Les techniques d’assistance respiratoire mises au point, dès les années 50, pour traiter, les paralysies respiratoires des personnes souffrant de poliomyélite avaient régulièrement progressé modifiant considérablement le pronostic vital des personnes insuffisantes respiratoires. En France, ces techniques étaient rarement proposées pour pallier l’insuffisance respiratoire des personnes atteintes de myopathies de Duchenne. Dans les années 1980, sous l’impulsion de quelques médecins isolés, relayés largement par les familles et l’AFM, ces techniques vont être mises en pratique dans les maladies neuromusculaires. Se pose alors la question de l’insertion sociale des personnes bénéficiant d’une assistance respiratoire et, plus largement, des malades en situation de grande dépendance.
En décembre 1980, l’AFM ouvre, à St Georges/Loire (49), la Résidence La Forêt, établissement unique sur le territoire français pour accueillir et soigner 60 personnes atteintes de maladies neuromusculaires (Centre d’hébergement et de soins).
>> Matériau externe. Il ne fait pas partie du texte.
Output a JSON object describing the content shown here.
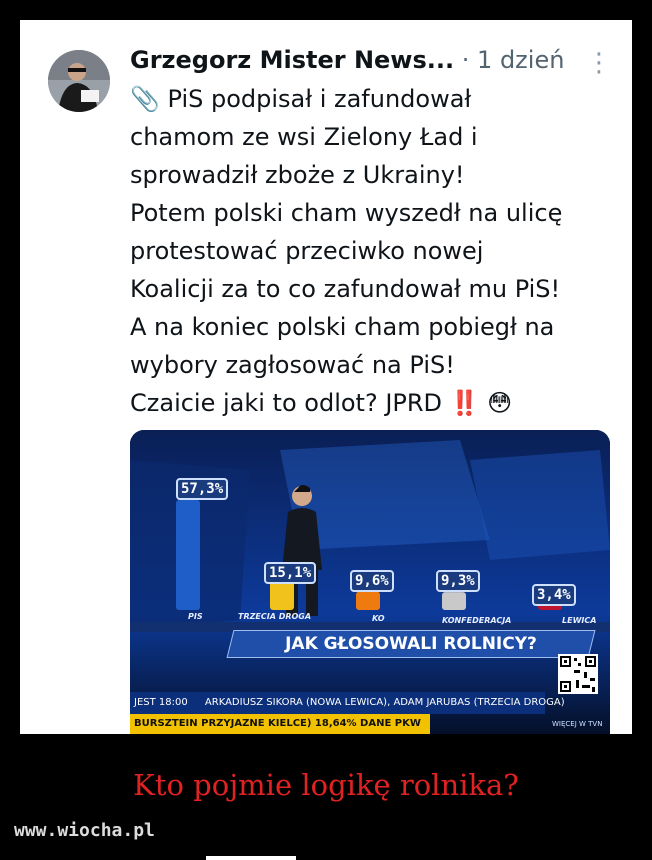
{
  "post": {
    "author": "Grzegorz Mister News...",
    "separator": "·",
    "time": "1 dzień",
    "more_icon": "more-options-icon",
    "lines": [
      "📎 PiS podpisał i zafundował",
      "chamom ze wsi Zielony Ład i",
      "sprowadził zboże z Ukrainy!",
      "Potem polski cham wyszedł na ulicę",
      "protestować przeciwko nowej",
      "Koalicji za to co zafundował mu PiS!",
      "A na koniec polski cham pobiegł na",
      "wybory zagłosować na PiS!",
      "Czaicie jaki to odlot? JPRD ‼️ 😳"
    ]
  },
  "tv": {
    "parties": [
      {
        "name": "PIS",
        "value": "57,3%",
        "color": "#1f5ec9"
      },
      {
        "name": "TRZECIA DROGA",
        "value": "15,1%",
        "color": "#f1c21b"
      },
      {
        "name": "KO",
        "value": "9,6%",
        "color": "#ee7a10"
      },
      {
        "name": "KONFEDERACJA",
        "value": "9,3%",
        "color": "#c9c9c9"
      },
      {
        "name": "LEWICA",
        "value": "3,4%",
        "color": "#c0152f"
      }
    ],
    "banner": "JAK GŁOSOWALI ROLNICY?",
    "ticker_time": "JEST 18:00",
    "ticker_text": "ARKADIUSZ SIKORA (NOWA LEWICA), ADAM JARUBAS (TRZECIA DROGA)",
    "ticker2": "BURSZTEIN PRZYJAZNE KIELCE) 18,64%   DANE PKW",
    "qr_label": "WIĘCEJ W TVN"
  },
  "caption": "Kto pojmie logikę rolnika?",
  "site": "www.wiocha.pl"
}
En 1982, La Forêt accueille, pour la première fois, des malades neuromusculaires trachéotomisés en provenance de Garches. Les appareils d’assistance respiratoire ne leur permettent alors pas de se déplacer sauf à réaliser des installations dangereuses. Les malades restent confinés dans leur chambre. 1984 voit la mise en place des premiers respirateurs embarqués sur fauteuil.
L’autonomie des personnes insuffisantes respiratoires, et plus largement des personnes en situation de grande dépendance, ainsi que leur volonté de vivre comme les autres, devient une problématique centrale dans la stratégie de l’AFM pour la conquête de la citoyenneté.